From Times Square to Yosemite National Park, or from the Eiffel Tower to Wall Street, both denizens and visitors are choreographed and corralled. They are encouraged to encounter their surroundings and behold the spectacle before them from specific, pre-ordained vantage points. Hall emphasizes "the role that institutions play in constructing our experiences of the world and of ourselves in it". By photographing over the years what he refers to as the "World Stage", Hall demonstrates how we are participants in a grand theater that seeks to direct our understanding of the world.
Hall's photographs are a continuation of the very staging they depict. Many photographs are constructed out of multiple images of a location, often taken over several hours. Elements from the negatives are then pieced back together to form one coherent image. Therefore, while the photographs appear to document a single moment in time, this instantaneousness is an illusion, as the photographs are actually composed from a composite of many such moments.
Doug Hall's photographs remind us of how hierarchies are embedded in the world and how the physical and cultural constructs that we often take for granted have power over us, perhaps until we take a closer and longer look.
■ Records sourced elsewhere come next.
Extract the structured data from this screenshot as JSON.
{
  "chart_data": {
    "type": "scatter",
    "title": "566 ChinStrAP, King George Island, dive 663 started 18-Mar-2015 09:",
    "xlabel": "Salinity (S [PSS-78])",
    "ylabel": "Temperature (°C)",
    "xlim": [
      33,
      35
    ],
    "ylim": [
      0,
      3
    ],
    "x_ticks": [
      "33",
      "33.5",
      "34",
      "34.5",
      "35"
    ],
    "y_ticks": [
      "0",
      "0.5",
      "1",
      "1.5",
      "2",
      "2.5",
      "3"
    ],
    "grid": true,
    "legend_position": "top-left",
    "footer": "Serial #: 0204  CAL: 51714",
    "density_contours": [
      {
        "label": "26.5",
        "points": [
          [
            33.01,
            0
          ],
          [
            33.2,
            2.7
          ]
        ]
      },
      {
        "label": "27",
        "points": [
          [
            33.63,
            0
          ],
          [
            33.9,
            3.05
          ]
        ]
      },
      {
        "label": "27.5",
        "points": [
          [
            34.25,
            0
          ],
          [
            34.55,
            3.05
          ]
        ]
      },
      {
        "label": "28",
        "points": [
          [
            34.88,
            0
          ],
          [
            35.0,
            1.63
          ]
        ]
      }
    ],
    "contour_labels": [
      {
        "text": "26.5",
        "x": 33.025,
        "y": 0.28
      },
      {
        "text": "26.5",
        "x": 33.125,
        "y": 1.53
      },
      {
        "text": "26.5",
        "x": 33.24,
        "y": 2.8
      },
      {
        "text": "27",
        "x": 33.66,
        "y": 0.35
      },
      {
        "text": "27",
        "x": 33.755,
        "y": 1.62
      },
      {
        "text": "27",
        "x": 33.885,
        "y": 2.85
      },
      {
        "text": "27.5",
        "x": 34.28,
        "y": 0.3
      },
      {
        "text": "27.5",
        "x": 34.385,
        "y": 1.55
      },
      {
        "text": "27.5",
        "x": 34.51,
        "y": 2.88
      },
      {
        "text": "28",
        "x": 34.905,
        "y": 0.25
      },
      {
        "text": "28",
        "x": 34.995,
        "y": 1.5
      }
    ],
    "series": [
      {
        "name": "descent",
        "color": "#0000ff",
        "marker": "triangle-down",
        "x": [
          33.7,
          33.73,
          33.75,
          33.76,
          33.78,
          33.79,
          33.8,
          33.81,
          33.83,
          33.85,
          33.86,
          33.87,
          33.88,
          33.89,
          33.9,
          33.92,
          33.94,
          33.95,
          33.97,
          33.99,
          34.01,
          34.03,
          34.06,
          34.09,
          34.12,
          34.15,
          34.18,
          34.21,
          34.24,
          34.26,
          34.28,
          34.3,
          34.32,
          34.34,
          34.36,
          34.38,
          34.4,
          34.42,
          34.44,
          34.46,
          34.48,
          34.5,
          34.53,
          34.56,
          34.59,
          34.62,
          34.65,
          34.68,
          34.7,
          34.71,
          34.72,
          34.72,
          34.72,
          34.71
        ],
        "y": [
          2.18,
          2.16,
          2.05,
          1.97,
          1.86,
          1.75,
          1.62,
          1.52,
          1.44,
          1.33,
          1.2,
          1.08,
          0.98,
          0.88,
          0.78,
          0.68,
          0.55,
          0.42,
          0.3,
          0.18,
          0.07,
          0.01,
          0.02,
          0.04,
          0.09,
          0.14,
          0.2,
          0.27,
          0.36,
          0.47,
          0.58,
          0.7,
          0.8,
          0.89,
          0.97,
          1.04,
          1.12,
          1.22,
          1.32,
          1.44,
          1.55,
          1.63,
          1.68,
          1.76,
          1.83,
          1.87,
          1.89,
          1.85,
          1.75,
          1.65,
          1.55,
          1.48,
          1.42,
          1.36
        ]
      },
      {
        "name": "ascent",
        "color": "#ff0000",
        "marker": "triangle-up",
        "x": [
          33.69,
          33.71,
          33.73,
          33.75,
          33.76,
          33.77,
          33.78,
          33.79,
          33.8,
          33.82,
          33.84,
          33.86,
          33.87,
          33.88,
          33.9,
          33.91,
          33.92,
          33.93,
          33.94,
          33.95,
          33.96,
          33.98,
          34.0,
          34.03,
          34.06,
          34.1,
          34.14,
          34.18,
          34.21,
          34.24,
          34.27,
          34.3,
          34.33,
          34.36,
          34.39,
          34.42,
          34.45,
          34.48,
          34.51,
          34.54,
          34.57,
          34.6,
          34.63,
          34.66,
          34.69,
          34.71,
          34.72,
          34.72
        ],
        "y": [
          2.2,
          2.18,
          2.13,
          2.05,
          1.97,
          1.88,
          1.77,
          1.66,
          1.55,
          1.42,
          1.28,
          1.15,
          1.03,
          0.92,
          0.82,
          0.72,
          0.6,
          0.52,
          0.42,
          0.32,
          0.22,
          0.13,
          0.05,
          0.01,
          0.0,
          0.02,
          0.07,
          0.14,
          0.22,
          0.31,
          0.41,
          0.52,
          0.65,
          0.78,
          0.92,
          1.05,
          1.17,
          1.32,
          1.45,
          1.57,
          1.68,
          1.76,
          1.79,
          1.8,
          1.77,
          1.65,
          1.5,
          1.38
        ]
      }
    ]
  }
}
Hall has concentrated on large-scale photography since the late 1980's. He is internationally regarded for his media and performance collaborations with the group known as Ant Farm in the 1970's, as well as his pioneer and influential work in video and video installation. He has significantly contributed to the development of new art forms now commonplace and helped define an era of art making and cultural critique.
Doug Hall was featured in the 2002 Bienal de São Paulo and is represented in the collections of numerous museums including: Centre George Pompidou, Paris; Kunsthaus, Zürich; Museum für Moderne Kunst, Vienna; Museum of Modern Art, New York; Whitney Museum of American Art, New York; Museum of Contemporary Art, Chicago; and the San Francisco Museum of Modern Art.